El padre Villalba se sentó frente a mí junto a la mesa camilla y empezó a hablar.

—Algo me han contado sobre el caso que está investigando, inspectora, y le aseguro que específicamente no puedo ayudar. Ignoro si existen en España sectas satánicas o de otro tipo que incluyan sacrificios rituales o cosas por el estilo. Mi erudición se limita a las sectas más conocidas en nuestro país, algunas en activo, otras prohibidas tras procedimiento judicial. Sí puedo decirle que, si se trata de sectas, va a encontrarse usted metida en el mundo de la juventud. Un porcentaje elevadísimo de conversos a cualquiera de estos grupos son jóvenes que no ha superado los treinta años. Otro dato importante es que se moverá usted entre las clases medias altas y con un buen nivel cultural.

—¿Cómo es eso posible?

—Ya ve, es así. Suele tratarse de individuos con algún problema emocional, quizá con carácter retraído o bases psicológicas complejas. Sea como fuere, son tipos humanos que buscan algo más, y los sectarios saben muy bien cómo contactarlos y cómo lavarles el cerebro después: reuniones, visitas, lecturas..., todo un proceso de captación intelectual. El objetivo es casi siempre el mismo en todos los casos: demostrarle al neófito que por un lado está la secta salvadora y por otro la sociedad normal, corrupta y enemiga. Es realmente una evolución rápida la que suelen experimentar, y cuando ésta acaba puede decirse que el sujeto se encuentra fuera por completo de las instituciones habituales: ni familia ni Estado ni leyes. A veces se marchan a vivir en comunidades, si es que éstas están constituidas, y si no, siguen viviendo en su medio con aparente normalidad, pero eso sí, rodeados de un secreto total. Raramente puede averiguarse algo de una secta por las confesiones de un integrante, incluso después de haberla abandonado y de haber sido desprogramado mentalmente por expertos psiquiatras.

—Suena terrible.

—Lo es, en especial porque sucede casi delante de nuestros ojos y nadie parece enterarse. España sigue siendo un país donde penal y fiscalmente se controlan poco las sectas.

—Sé que no puede usted asegurar nada, pero, dígame, ¿juzga posible que alguna secta realizara sobre sus neófitos una venganza tan cruel como la castración por algún motivo..., digamos faltar al secreto o intentar salirse de la organización?
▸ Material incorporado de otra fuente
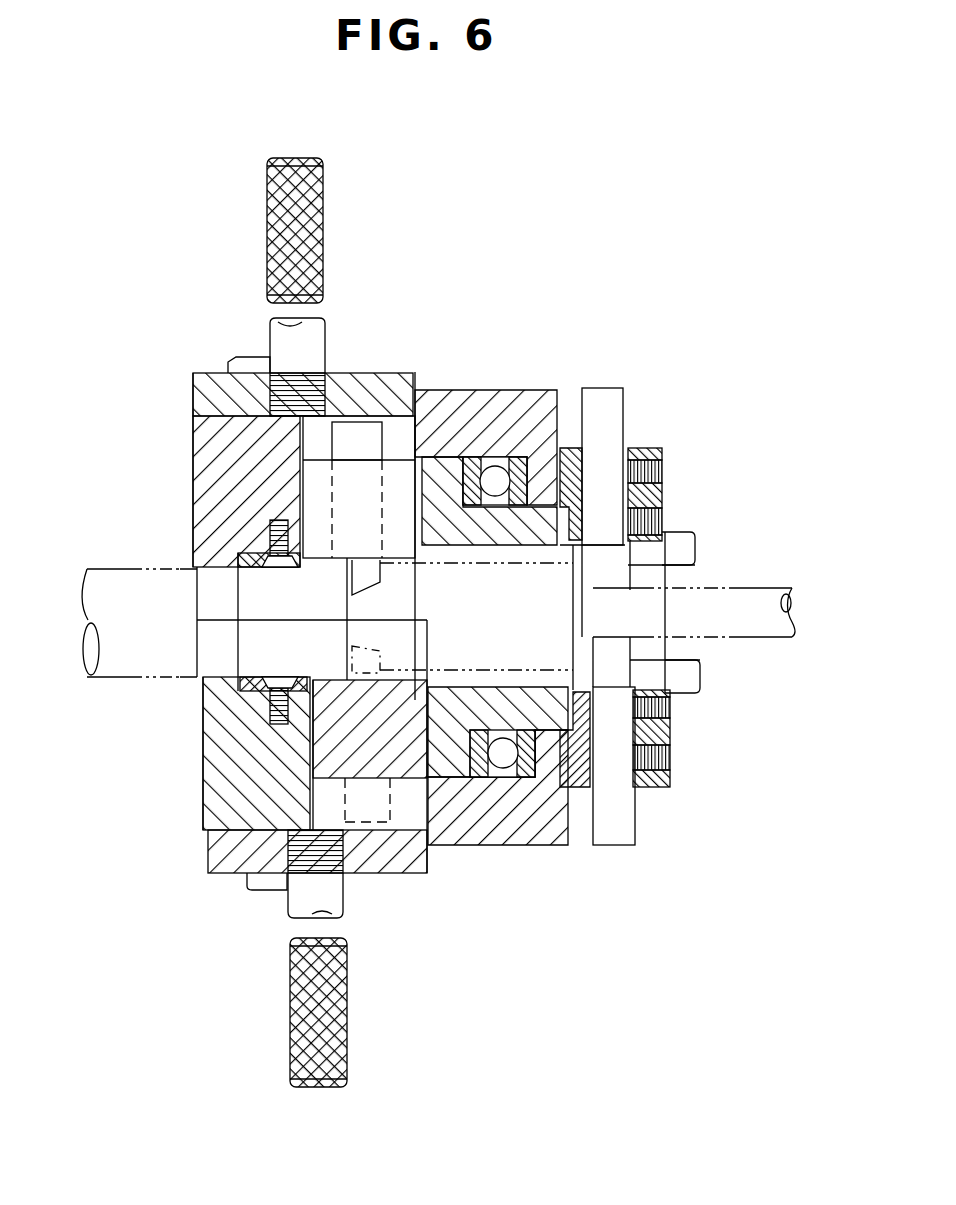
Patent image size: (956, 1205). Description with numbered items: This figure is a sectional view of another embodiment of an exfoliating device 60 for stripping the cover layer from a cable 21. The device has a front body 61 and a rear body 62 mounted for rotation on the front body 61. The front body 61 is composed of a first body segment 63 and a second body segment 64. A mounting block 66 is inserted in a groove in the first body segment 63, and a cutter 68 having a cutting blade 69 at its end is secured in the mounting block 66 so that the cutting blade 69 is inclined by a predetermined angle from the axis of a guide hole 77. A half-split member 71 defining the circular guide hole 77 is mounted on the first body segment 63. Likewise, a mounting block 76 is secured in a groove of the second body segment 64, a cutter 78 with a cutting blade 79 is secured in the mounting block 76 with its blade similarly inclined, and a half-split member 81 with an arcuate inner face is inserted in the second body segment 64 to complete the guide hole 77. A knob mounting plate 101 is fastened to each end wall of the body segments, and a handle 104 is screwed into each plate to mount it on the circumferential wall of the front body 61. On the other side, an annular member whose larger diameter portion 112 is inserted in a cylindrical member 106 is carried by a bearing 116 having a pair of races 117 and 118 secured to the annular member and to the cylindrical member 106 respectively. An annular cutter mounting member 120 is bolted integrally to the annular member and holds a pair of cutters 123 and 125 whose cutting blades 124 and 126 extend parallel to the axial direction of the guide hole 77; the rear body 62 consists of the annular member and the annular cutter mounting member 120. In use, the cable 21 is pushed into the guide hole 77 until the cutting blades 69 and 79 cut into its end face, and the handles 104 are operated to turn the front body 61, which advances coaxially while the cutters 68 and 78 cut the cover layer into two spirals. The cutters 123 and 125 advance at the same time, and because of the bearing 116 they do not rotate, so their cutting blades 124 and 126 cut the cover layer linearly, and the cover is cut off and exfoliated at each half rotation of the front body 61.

The cable 21 is at (122, 677).
The exfoliating device 60 is at (441, 340).
The front body 61 is at (188, 464).
The rear body 62 is at (670, 493).
The first body segment 63 is at (205, 488).
The second body segment 64 is at (218, 795).
The mounting block 66 is at (397, 483).
The cutter 68 is at (357, 427).
The cutting blade 69 is at (372, 577).
The half-split member 71 is at (240, 560).
The mounting block 76 is at (366, 760).
The guide hole 77 is at (300, 568).
The cutter 78 is at (420, 820).
The cutting blade 79 is at (375, 655).
The half-split member 81 is at (245, 685).
The knob mounting plate 101 is at (207, 377).
The handle 104 is at (323, 206).
The cylindrical member 106 is at (488, 395).
The larger diameter portion 112 is at (525, 540).
The bearing 116 is at (495, 478).
The race 117 is at (487, 780).
The race 118 is at (530, 785).
The annular cutter mounting member 120 is at (665, 738).
The cutter 123 is at (615, 405).
The cutting blade 124 is at (615, 580).
The cutter 125 is at (620, 825).
The cutting blade 126 is at (620, 660).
—No lo sé, inspectora, sinceramente. En principio parece algo atroz e imposible, pero le aseguro que los líderes de casi todas las sectas llegan a alcanzar sobre los afiliados un control total, pavoroso, y no suelen ser individuos recomendables. A menudo se trata de megalómanos, de personalidades con rasgos psicopáticos, de gente con pocos escrúpulos a quienes les gusta ejercer un poder desmedido sobre los demás y, encima, enriquecerse. Los modos en los que las sectas recaudan fondos incluyen sistemas tan aberrantes como la prostitución de los propios correligionarios. En ese sentido sería capaz de afirmar que todo es posible, aunque...

—Aunque ¿qué?

—No existe precedente anterior en España. Las sectas que operan aquí no han sido sangrientas hasta el momento. Otra cosa son Estados Unidos, pero aquí...

—Nunca es tarde para empezar.

—Quizá, si bien me atrevo a apuntarle otra opción: ¿han pensado ustedes en que el ejecutor de esas acciones horribles sea un sectario desequilibrado que esté actuando por su cuenta?

—Lo hemos pensado, sí; hemos concebido la idea del loco aislado que por su cuenta se enfrenta al horror. Sin embargo, dígame cómo se explica que sus víctimas no aparezcan ni en forma de cadáveres ni de desaparecidos ni de hombres heridos en hospitales. No puede ser, padre, esos muchachos mutilados deben estar vivos, guardando silencio en su lugar de vida habitual, y ¿cómo consigue ese silencio alguien que los haya agredido contra su voluntad? Es sencillamente imposible.

—Supongo que lleva razón. Se trata sin duda de un misterio diabólico en el que poco puedo ayudarles. Lo que voy a hacer es pasarle un dossier con toda la documentación de sectas en España. Es una especie de lista que elaboré para la policía tiempo atrás y que voy perfeccionando si surgen nuevos datos. Acompáñeme a mi despacho, inspectora.